Phoneme tags are only compatible with “Eleven Flash v2”, “Eleven Turbo v2” and “Eleven English v1” models.
Whenever one of these words is encountered in a project, the AI will pronounce the word using the specified replacement. When checking for a replacement word in a pronunciation dictionary, the dictionary is checked from start to end and only the first replacement is used.
You can add a pronunciation dictionary to your project from the General tab in Project settings.
For more information on pronunciation dictionaries, please see our prompting best practices guide.
Export settings
Export settings
Within the Export tab under Project settings you can add additional metadata such as Title, Author, ISBN and a Description to your project. This information will automatically be added to the downloaded audio files. You can also access previous versions of your project, and enable volume normalization.
Exporting
When you’re happy with your chapter or project, you will need to use the Export button to generate a new version that you can download. If you’ve already generated audio for every paragraph in either your chapter or project, you won’t be charged any additional credits to export. If there are any paragraphs that do need converting as part of the export process, you will see a notification of how many credits it will cost to export.
Export options
Export options
If your project only has one chapter, you will just see the option to export as either MP3 or WAV.
If your project has multiple chapters, you will have the option to export each chapter individually, or export the full project. If you’re exporting the full project, you can either export as a single file, or as a ZIP file containing individual files for each chapter. You can also choose whether to download as MP3 or WAV.
Quality setting
Quality setting
The quality of the export depends on your subscription plan. For newly created projects, the quality will be:
- Free, Starter and Creator: 128 kbps MP3, or WAV converted from 128 kbps source.
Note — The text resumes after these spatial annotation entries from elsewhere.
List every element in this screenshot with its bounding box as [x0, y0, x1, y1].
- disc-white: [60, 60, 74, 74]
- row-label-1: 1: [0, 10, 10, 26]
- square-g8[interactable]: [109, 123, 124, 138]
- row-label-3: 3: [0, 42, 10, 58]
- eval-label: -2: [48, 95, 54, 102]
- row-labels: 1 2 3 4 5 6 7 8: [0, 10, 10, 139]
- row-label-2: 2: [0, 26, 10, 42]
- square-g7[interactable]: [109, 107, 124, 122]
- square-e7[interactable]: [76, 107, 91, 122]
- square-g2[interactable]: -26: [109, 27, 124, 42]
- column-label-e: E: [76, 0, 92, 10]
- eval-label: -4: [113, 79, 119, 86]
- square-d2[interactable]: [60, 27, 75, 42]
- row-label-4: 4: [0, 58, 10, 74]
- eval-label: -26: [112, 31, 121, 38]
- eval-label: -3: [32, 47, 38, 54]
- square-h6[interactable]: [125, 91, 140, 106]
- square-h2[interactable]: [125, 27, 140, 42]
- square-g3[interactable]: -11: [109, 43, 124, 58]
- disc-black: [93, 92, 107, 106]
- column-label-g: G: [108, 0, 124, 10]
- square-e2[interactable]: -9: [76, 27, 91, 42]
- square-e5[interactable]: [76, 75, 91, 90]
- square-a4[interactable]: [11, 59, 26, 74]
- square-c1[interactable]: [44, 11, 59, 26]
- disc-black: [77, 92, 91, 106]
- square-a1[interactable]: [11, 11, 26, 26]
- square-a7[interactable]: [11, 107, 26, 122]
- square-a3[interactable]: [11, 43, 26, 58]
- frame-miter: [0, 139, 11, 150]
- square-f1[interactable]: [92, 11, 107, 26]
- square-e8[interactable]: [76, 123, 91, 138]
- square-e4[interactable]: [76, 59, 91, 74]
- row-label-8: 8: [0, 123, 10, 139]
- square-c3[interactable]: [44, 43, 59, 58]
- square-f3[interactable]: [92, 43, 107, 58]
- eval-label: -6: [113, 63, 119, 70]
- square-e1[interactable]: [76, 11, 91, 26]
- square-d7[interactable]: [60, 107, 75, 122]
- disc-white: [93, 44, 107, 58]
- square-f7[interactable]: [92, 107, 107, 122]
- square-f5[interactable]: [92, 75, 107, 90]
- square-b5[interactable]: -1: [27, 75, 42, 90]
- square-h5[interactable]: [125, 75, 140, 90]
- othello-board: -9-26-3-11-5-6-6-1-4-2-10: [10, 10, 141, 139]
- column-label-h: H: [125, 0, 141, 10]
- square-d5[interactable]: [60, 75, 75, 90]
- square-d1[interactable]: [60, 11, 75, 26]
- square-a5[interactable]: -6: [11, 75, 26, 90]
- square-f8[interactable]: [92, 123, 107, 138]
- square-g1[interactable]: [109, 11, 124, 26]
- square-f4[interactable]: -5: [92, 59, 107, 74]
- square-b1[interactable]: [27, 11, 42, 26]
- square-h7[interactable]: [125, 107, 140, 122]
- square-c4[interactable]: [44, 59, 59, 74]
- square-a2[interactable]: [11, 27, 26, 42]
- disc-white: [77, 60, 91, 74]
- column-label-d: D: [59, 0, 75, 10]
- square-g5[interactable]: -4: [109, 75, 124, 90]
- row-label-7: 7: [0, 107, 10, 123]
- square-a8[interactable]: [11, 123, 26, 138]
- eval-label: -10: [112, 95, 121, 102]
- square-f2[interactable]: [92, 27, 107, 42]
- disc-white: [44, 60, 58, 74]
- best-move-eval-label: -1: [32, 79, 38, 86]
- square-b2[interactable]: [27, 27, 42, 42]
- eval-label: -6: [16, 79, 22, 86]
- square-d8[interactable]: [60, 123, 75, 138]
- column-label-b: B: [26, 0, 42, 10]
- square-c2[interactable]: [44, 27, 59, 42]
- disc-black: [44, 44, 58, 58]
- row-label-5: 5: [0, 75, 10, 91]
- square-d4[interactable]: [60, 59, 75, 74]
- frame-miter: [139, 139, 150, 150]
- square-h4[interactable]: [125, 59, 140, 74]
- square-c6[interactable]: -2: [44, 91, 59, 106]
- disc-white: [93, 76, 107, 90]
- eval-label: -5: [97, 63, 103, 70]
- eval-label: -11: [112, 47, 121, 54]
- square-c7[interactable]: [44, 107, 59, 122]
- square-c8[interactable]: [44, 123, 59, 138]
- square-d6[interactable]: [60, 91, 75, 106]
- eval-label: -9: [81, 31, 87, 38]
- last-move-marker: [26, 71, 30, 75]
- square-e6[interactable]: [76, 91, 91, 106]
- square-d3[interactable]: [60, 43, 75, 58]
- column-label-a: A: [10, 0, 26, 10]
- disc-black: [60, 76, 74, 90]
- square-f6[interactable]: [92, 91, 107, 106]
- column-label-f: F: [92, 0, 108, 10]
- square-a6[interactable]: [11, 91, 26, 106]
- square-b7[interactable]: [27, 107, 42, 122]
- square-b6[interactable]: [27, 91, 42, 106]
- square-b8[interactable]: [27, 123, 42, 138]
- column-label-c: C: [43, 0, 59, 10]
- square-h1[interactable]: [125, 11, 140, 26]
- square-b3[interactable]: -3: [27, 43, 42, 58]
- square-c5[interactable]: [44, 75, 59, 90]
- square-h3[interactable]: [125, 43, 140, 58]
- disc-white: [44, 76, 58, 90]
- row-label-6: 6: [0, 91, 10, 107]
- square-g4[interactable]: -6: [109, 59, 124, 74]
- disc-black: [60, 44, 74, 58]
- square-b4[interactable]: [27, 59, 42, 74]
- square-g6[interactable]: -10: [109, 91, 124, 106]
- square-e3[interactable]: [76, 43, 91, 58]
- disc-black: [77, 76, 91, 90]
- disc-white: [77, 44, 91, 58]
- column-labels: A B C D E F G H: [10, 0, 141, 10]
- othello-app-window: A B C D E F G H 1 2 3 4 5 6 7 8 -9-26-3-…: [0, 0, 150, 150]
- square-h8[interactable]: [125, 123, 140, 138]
- Pro, Scale, Business and Enterprise plans: 16-bit, 44.1 kHz WAV, or 192 kbps MP3 (Ultra Lossless).
If you have an older project, you may have set the quality setting when you created the project, and this can’t be changed. You can check the quality setting for your project in the Export menu by hovering over Format
Downloading
Downloading
Once your export is ready, it will be automatically downloaded.
You can access and download all previous exports, of both chapters and projects, by clicking the Project options button and selecting Exports.
FAQ
Free regenerations
In Studio, provided you don’t change the text or voice, you can regenerate a selected paragraph or section of text twice for free.
If free regenerations are available for the selected paragraph or text, you will see Regenerate. If you hover over the Regenerate button, the number of free regenerations remaining will be displayed.
Once your free regenerations have been used, the button will display Generate, and you will be charged for subsequent generations.
Auto-regeneration for bulk conversions
When using Export to generate audio for a full chapter or project, auto-regeneration automatically checks the output for volume issues, voice similarity, and mispronunciations. If any issues are detected, the tool will automatically regenerate the audio up to twice, at no extra cost.
This feature may increase the processing time but helps ensure higher quality output for your bulk conversions.